The FTSE 100 took its cue from Asian stocks such as the Nikkei and the Shanghai Composite, which fell 0.9 per cent and 1.4 per cent respectively.
“Viewed from a market-perspective, anything that can potentially harm the Chinese economic machine is bad news, hence why Asia took a dive overnight,” said Connor Campbell, financial analyst at Spreadex.
“Thomas Cook’s exit from the market as well as the grounding of the Boeing 737 Max aircraft and retreat from the short-haul market by Norwegian Airlines has led to a reduction in industry capacity,” said Russ Mould, investment director at AJ Bell.
“In turn this has helped to ease some of the competitive pressures in what still remains a pretty cut-throat market.”
Traders were also reacting to UK employment data, which revealed the strongest job growth in nearly a year.
The figures pushed the pound up 0.3 per cent against the dollar to $1.304 by 10am, weighing on the FTSE 100.

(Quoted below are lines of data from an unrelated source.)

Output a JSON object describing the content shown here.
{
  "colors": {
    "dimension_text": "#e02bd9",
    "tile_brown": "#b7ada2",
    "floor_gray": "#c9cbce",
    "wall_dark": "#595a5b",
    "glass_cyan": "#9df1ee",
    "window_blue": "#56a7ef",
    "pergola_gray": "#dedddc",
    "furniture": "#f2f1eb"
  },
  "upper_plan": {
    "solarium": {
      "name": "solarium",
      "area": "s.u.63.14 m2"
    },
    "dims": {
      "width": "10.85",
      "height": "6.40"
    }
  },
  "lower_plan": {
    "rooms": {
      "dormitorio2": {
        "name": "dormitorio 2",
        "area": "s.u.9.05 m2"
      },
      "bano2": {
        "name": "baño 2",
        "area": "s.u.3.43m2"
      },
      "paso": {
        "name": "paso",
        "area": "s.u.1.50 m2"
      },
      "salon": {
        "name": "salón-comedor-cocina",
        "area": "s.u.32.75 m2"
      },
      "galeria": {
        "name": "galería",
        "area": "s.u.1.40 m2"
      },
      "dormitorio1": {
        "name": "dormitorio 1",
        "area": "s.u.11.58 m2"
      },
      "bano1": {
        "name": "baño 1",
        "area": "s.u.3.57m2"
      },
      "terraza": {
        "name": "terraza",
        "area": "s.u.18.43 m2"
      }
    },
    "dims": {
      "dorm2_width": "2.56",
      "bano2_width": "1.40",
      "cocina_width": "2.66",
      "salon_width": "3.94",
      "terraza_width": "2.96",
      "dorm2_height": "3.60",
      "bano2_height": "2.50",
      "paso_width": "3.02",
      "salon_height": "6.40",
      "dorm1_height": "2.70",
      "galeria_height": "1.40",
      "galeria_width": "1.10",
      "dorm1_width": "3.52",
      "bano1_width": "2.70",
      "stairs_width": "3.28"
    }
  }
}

The decision will complicate matters for the Bank of England, which is set to make a decision on whether to cut interest rates at the end of the month.
“Earnings continue to cool but not enough to justify a rate cut,” said Yael Selfin, chief economist at KPMG UK.
“The historically low rate of unemployment is no longer enough to push up pay, as uncertainty and weak productivity take their toll. But with annual regular pay up by 3.4 per cent, despite falling for the fourth month in a row, inflationary pressures remain in the pipeline.”